Example
Data setup
Illustrating time to steady-state, the example from the superposition vignette will be used.
library(PKNCA)
theoph_corrected <- as.data.frame(datasets::Theoph)
theoph_corrected$conc[theoph_corrected$Time == 0] <- 0
conc_obj <- PKNCAconc(theoph_corrected, conc~Time|Subject)

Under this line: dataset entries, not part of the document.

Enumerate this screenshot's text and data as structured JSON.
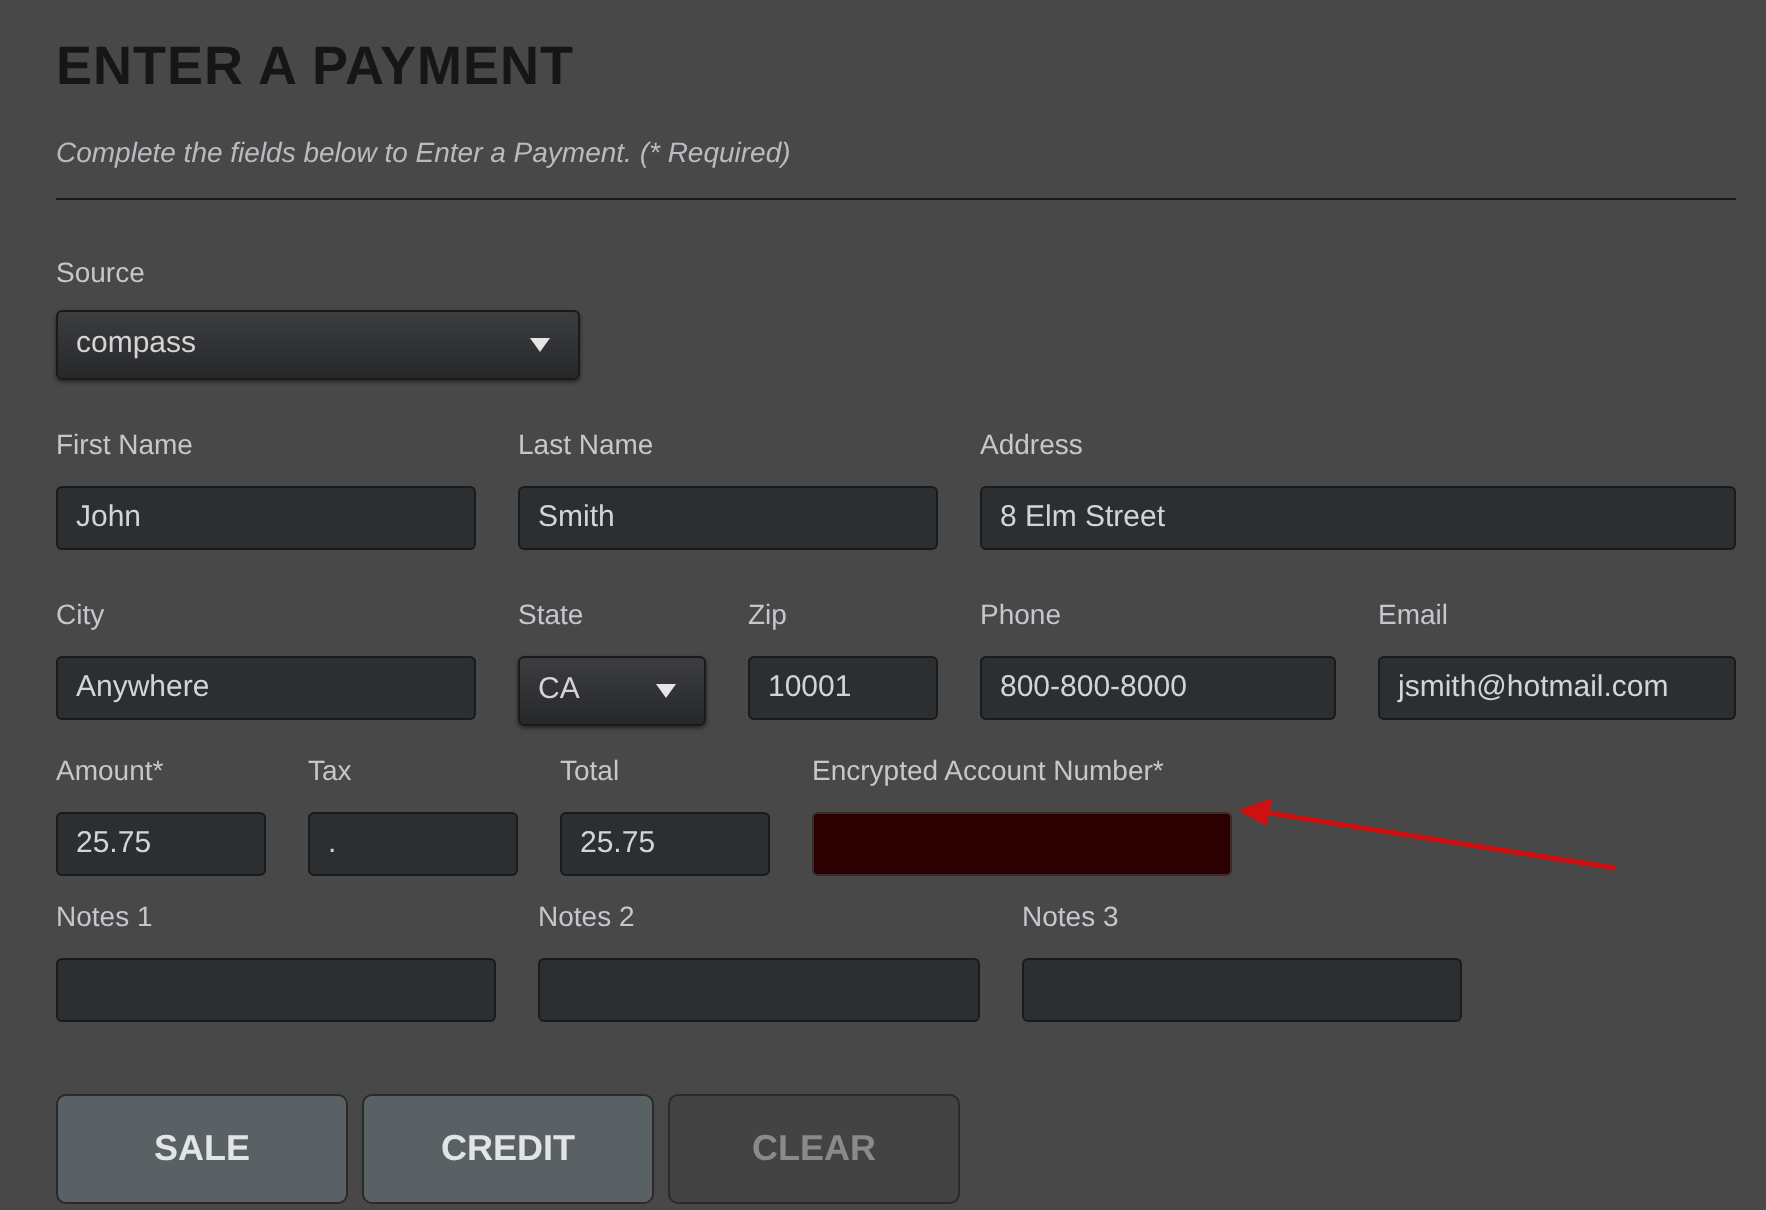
{
  "title": "ENTER A PAYMENT",
  "subtitle": "Complete the fields below to Enter a Payment. (* Required)",
  "source": {
    "label": "Source",
    "value": "compass",
    "kind": "select"
  },
  "rows": [
    [
      {
        "label": "First Name",
        "value": "John",
        "kind": "text"
      },
      {
        "label": "Last Name",
        "value": "Smith",
        "kind": "text"
      },
      {
        "label": "Address",
        "value": "8 Elm Street",
        "kind": "text"
      }
    ],
    [
      {
        "label": "City",
        "value": "Anywhere",
        "kind": "text"
      },
      {
        "label": "State",
        "value": "CA",
        "kind": "select"
      },
      {
        "label": "Zip",
        "value": "10001",
        "kind": "text"
      },
      {
        "label": "Phone",
        "value": "800-800-8000",
        "kind": "text"
      },
      {
        "label": "Email",
        "value": "jsmith@hotmail.com",
        "kind": "text"
      }
    ],
    [
      {
        "label": "Amount*",
        "value": "25.75",
        "kind": "text"
      },
      {
        "label": "Tax",
        "value": ".",
        "kind": "text"
      },
      {
        "label": "Total",
        "value": "25.75",
        "kind": "text"
      },
      {
        "label": "Encrypted Account Number*",
        "kind": "encrypted"
      }
    ],
    [
      {
        "label": "Notes 1",
        "kind": "text"
      },
      {
        "label": "Notes 2",
        "kind": "text"
      },
      {
        "label": "Notes 3",
        "kind": "text"
      }
    ]
  ],
  "buttons": [
    {
      "label": "SALE",
      "disabled": false
    },
    {
      "label": "CREDIT",
      "disabled": false
    },
    {
      "label": "CLEAR",
      "disabled": true
    }
  ]
}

steady_state <- superposition(conc_obj, dose.times = seq(0, 168 - 12, by=12), tau=168, n.tau=1)
# Add some noise to the data so that it seems more reasonable
steady_state_noise <- steady_state
steady_state_noise$conc <-
withr::with_seed(
seed = 5,
steady_state_noise$conc*exp(rnorm(nrow(steady_state_noise), mean = 0, sd = 0.1))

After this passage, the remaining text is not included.